The thief sprung forward and the injured sheriff kicked out with his good leg, only to feel the sickening drag of a razor-honed blade slicing a deep line through the sole of his foot. Vahla pulled his foot back with a curse and tears began to run down his flushed cheeks. Whether they were tears of pain or fear he couldn’t say. Likely a bit of both.

The kick had done the trick though, at least for now, as the thief crab-crawled back and forth in front of him, waiting for an opening. Vahla cast about desperately. Screaming for help would do no good, no one would hear him through the thick steel walls and the ever-present churn of the refinery machines. His eyes fell on his heavy jacket where it was slung over the back of his writing desk chair. The butt of his Snub-gun peeked out from where it rested inside the holster built into the lining of the coat. It was maybe three feet away. A quick lunge and he’d have it in hand. He darted a look at the skin thief. It seemed to be working up the nerve to launch another attack, pacing back and forth, moving forward a small half-step before skittering back again. As it did so it made a reverberating mewling sound in the back of its throat that reminded Vahla of a litter of angry kittens.

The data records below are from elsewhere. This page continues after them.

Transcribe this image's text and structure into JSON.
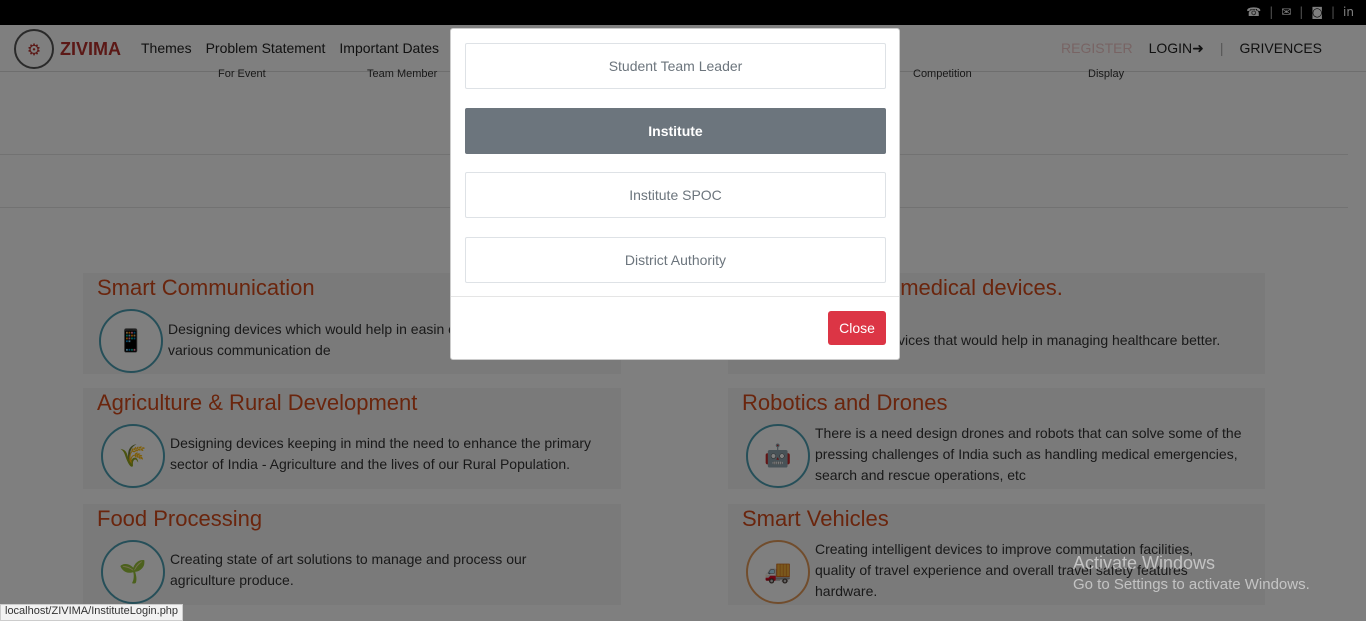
{
  "topbar": {
    "icons": [
      "fax-icon",
      "mail-icon",
      "instagram-icon",
      "linkedin-icon"
    ],
    "glyphs": [
      "☎",
      "✉",
      "◙",
      "in"
    ]
  },
  "brand": {
    "name": "ZIVIMA"
  },
  "nav": {
    "items": [
      "Themes",
      "Problem Statement",
      "Important Dates"
    ],
    "register": "REGISTER",
    "login": "LOGIN",
    "grievences": "GRIVENCES",
    "sub": [
      "For Event",
      "Team Member",
      "Competition",
      "Display"
    ]
  },
  "cards": [
    {
      "title": "Smart Communication",
      "desc": "Designing devices which would help in easin chennels between various communication de",
      "icon": "📱"
    },
    {
      "title": "omedical devices.",
      "desc": "vices that would help in managing healthcare better.",
      "icon": ""
    },
    {
      "title": "Agriculture & Rural Development",
      "desc": "Designing devices keeping in mind the need to enhance the primary sector of India - Agriculture and the lives of our Rural Population.",
      "icon": "🌾"
    },
    {
      "title": "Robotics and Drones",
      "desc": "There is a need design drones and robots that can solve some of the pressing challenges of India such as handling medical emergencies, search and rescue operations, etc",
      "icon": "🤖"
    },
    {
      "title": "Food Processing",
      "desc": "Creating state of art solutions to manage and process our agriculture produce.",
      "icon": "🌱"
    },
    {
      "title": "Smart Vehicles",
      "desc": "Creating intelligent devices to improve commutation facilities, quality of travel experience and overall travel safety features hardware.",
      "icon": "🚚"
    }
  ],
  "modal": {
    "options": [
      "Student Team Leader",
      "Institute",
      "Institute SPOC",
      "District Authority"
    ],
    "active_index": 1,
    "close": "Close"
  },
  "status_url": "localhost/ZIVIMA/InstituteLogin.php",
  "watermark": {
    "line1": "Activate Windows",
    "line2": "Go to Settings to activate Windows."
  },
  "colors": {
    "accent": "#d44a1a",
    "close": "#dc3545",
    "active_option": "#6c757d"
  }
}
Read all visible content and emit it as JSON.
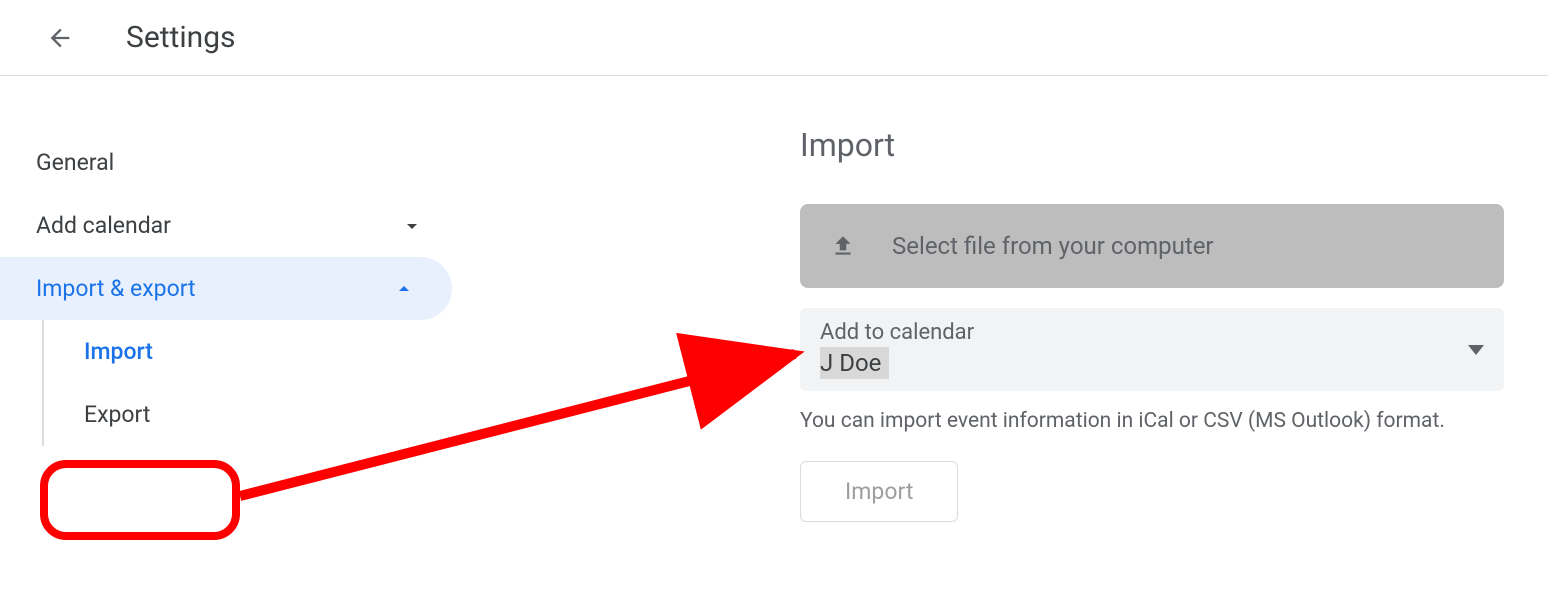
{
  "header": {
    "title": "Settings"
  },
  "sidebar": {
    "general": "General",
    "add_calendar": "Add calendar",
    "import_export": "Import & export",
    "subitems": {
      "import": "Import",
      "export": "Export"
    }
  },
  "main": {
    "section_title": "Import",
    "file_select_label": "Select file from your computer",
    "calendar_label": "Add to calendar",
    "calendar_value": "J Doe",
    "helper_text": "You can import event information in iCal or CSV (MS Outlook) format.",
    "import_button": "Import"
  }
}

Vahla knew he didn’t have much time. Both his knee and foot screamed in pain and blood had begun to pool around him.

“Sir? You okay in there?”

Vahla nearly fainted in relief as the muffled sound of Clovis’s voice carried through the closed steel door.

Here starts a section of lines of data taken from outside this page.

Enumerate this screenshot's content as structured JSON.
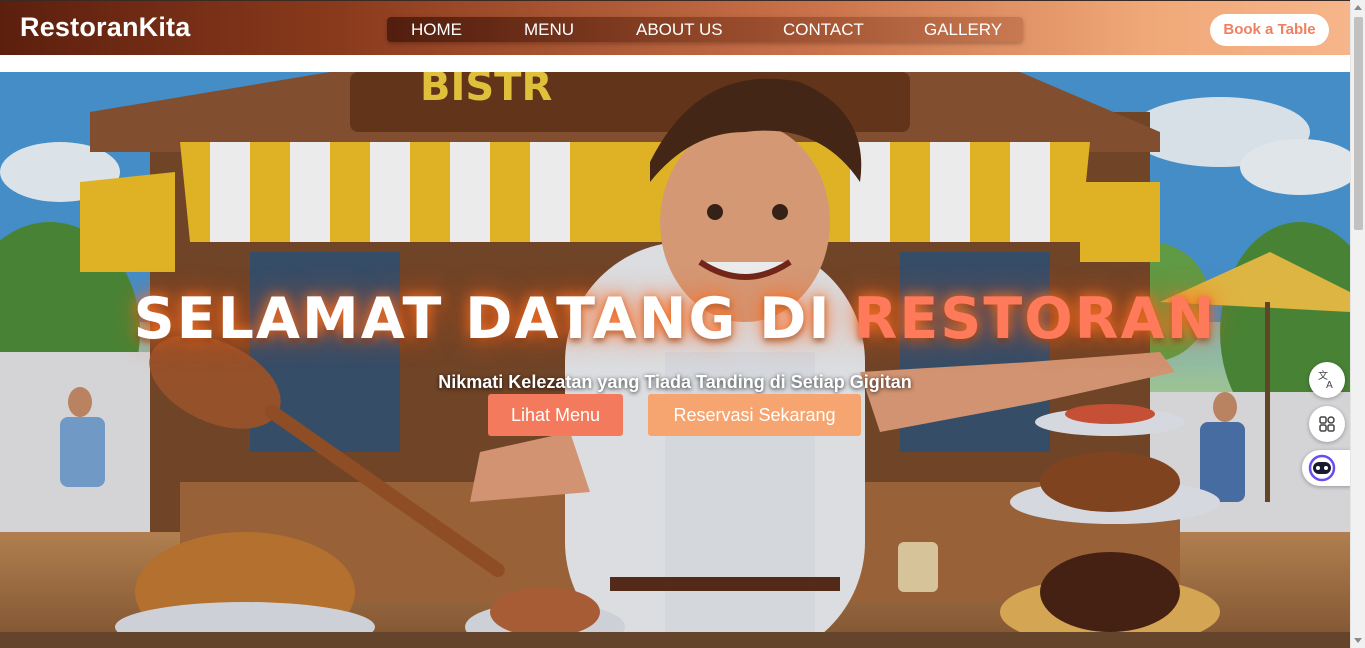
{
  "brand": {
    "name": "RestoranKita"
  },
  "nav": {
    "items": [
      {
        "label": "HOME"
      },
      {
        "label": "MENU"
      },
      {
        "label": "ABOUT US"
      },
      {
        "label": "CONTACT"
      },
      {
        "label": "GALLERY"
      }
    ]
  },
  "header": {
    "book_label": "Book a Table"
  },
  "hero": {
    "title_main": "SELAMAT DATANG DI ",
    "title_accent": "RESTORAN",
    "subtitle": "Nikmati Kelezatan yang Tiada Tanding di Setiap Gigitan",
    "btn_menu": "Lihat Menu",
    "btn_reserve": "Reservasi Sekarang",
    "image_sign_text": "BISTR"
  },
  "colors": {
    "accent": "#ff7a5a",
    "button_primary": "#f47a5e",
    "button_secondary": "#f6a570",
    "nav_dark": "#5c1f0e",
    "nav_light": "#f6b58a"
  },
  "icons": {
    "translate": "translate-icon",
    "apps": "apps-grid-icon",
    "assistant": "assistant-face-icon"
  }
}
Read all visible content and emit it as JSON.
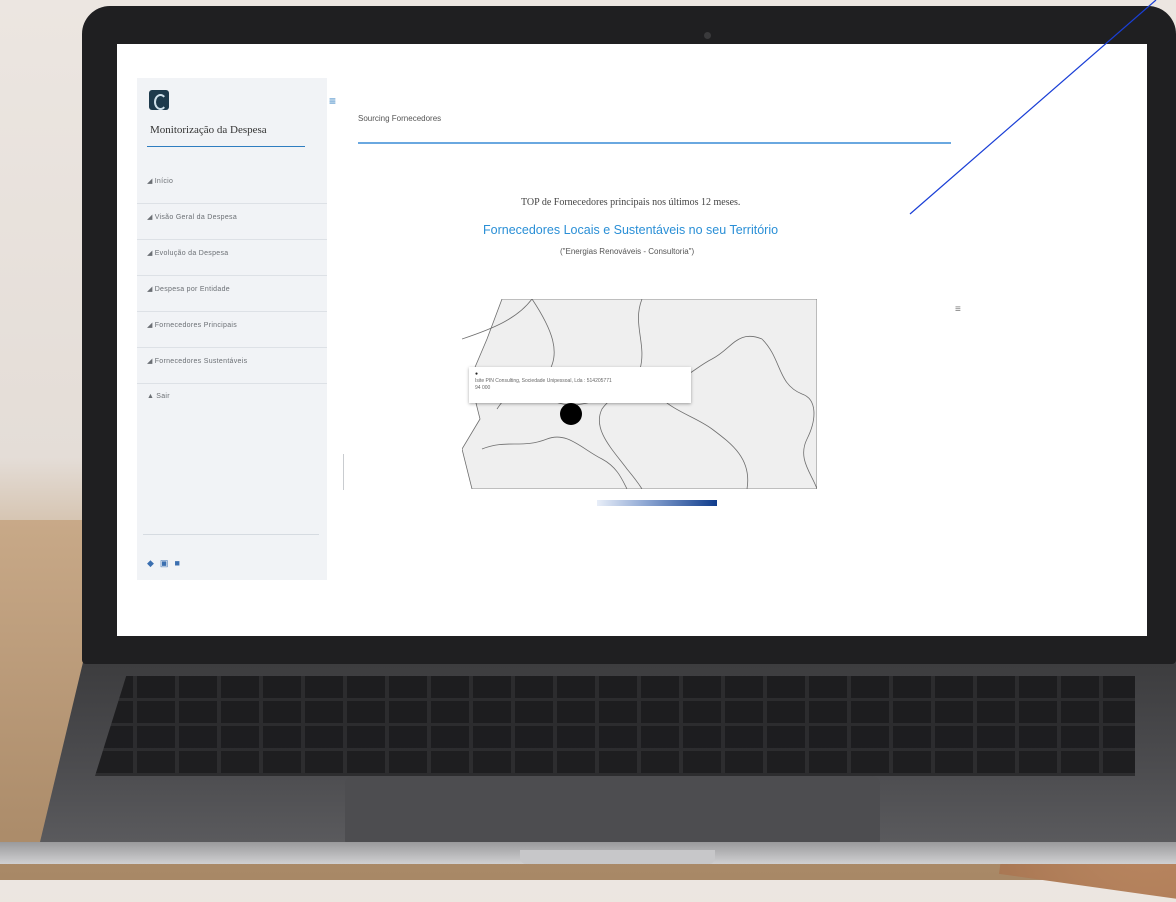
{
  "app": {
    "title": "Monitorização da Despesa"
  },
  "sidebar": {
    "items": [
      {
        "label": "Início"
      },
      {
        "label": "Visão Geral da Despesa"
      },
      {
        "label": "Evolução da Despesa"
      },
      {
        "label": "Despesa por Entidade"
      },
      {
        "label": "Fornecedores Principais"
      },
      {
        "label": "Fornecedores Sustentáveis"
      },
      {
        "label": "Sair"
      }
    ],
    "bottom_icons": [
      "home-icon",
      "document-icon",
      "bookmark-icon"
    ]
  },
  "header": {
    "page_title": "Sourcing Fornecedores"
  },
  "content": {
    "heading_primary": "TOP de Fornecedores principais nos últimos 12 meses.",
    "heading_secondary": "Fornecedores Locais e Sustentáveis no seu Território",
    "heading_filter": "(\"Energias Renováveis - Consultoria\")"
  },
  "map": {
    "tooltip_bullet": "●",
    "tooltip_line1": "Isite PIN Consulting, Sociedade Unipessoal, Lda : 514205771",
    "tooltip_line2": "94 000",
    "legend_colors": [
      "#e8eef8",
      "#8fa8d4",
      "#0f3c8c"
    ]
  },
  "colors": {
    "accent": "#2a8fd6",
    "rule": "#6aa8e0",
    "sidebar_bg": "#f1f3f6"
  }
}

His attacker rested back on its haunches, head tilting one way and then the other at the unexpected sound. The skin around the alien’s neck pulled tight and tore. Vahla’s stomach surged and he added a pool of vomit to the blood already slicking the steel plates of the floor.

While keeping one eye on the horror in front of him the injured sheriff called out. “It’s in here! I’ve been hurt!”

A muffled curse was the response, followed by a rattling sound as Clovis fished a key into the door’s lock. Vahla was thankful that it was standard operating procedure that all security personnel carry a master key on them.

A moment later the deputy burst through the door and nearly went down as his foot slipped in the puddle of blood and bile slowly expanding around Vahla’s injured form. A windmill of arms punctuated by an even louder curse was the only thing preventing him from landing on his backside.

Clovis took in the scene at a glance, slipping his stun rod out of the holster on his hip and flipping the switch to the “On” setting. A low-level hum that made Vahla’s teeth itch filled the room. The stun rods could be juiced anywhere from just enough to shock a drunk from his stupor all the way up to a jolt powerful enough to leave a grown man senseless with one touch. Judging by the sound, the wrinkled deputy had his set on high.

The skin thief shrunk back at the hum as if in fright.

“That’s okay lad, I’m here now. Everything’s going to be fine.”

Vahla was torn between relief at the words of comfort from his deputy and a small amount of annoyance at being spoken to like he was a child. It took a moment longer before he realized Clovis hadn’t been talking to him.

Most of that realization came by way of a stun rod being pressed to the side of his neck.

Every muscle in Vahla’s body seized tight and his jaw clamped together so hard he thought his teeth might shatter and spray across the room. The sheriff thrashed on the floor, splattering blood and vomit everywhere, and he felt his bowels loosen, the final indignity.

Clovis leaned down and put his face close to the sheriff’s, a wry smile creasing his puckered and wrinkled face. A face that looked like a mask. “You’ll have to excuse him, sheriff, the new ones tend to be a little wild when they first hatch. Some days my own birth feels like yesterday, others like it was a hundred years ago.” The creature masquerading as a deputy bent down and examined Vahla’s ragged wounds as they continued to spurt blood onto the floor. “He didn’t make too much of a mess, these’ll stitch up just fine.”

Vahla could only stare in horror, his body still seized up from the effects of the stun rod, any last words he might’ve said locked inside his thin frame. A high-pitched keening echoed in the room before fading.

Clovis looked over his shoulder at the skin thief before turning back to Vahla and pulling a twisted bone knife from inside his jacket.

“You’re right lad. He’s just your size.”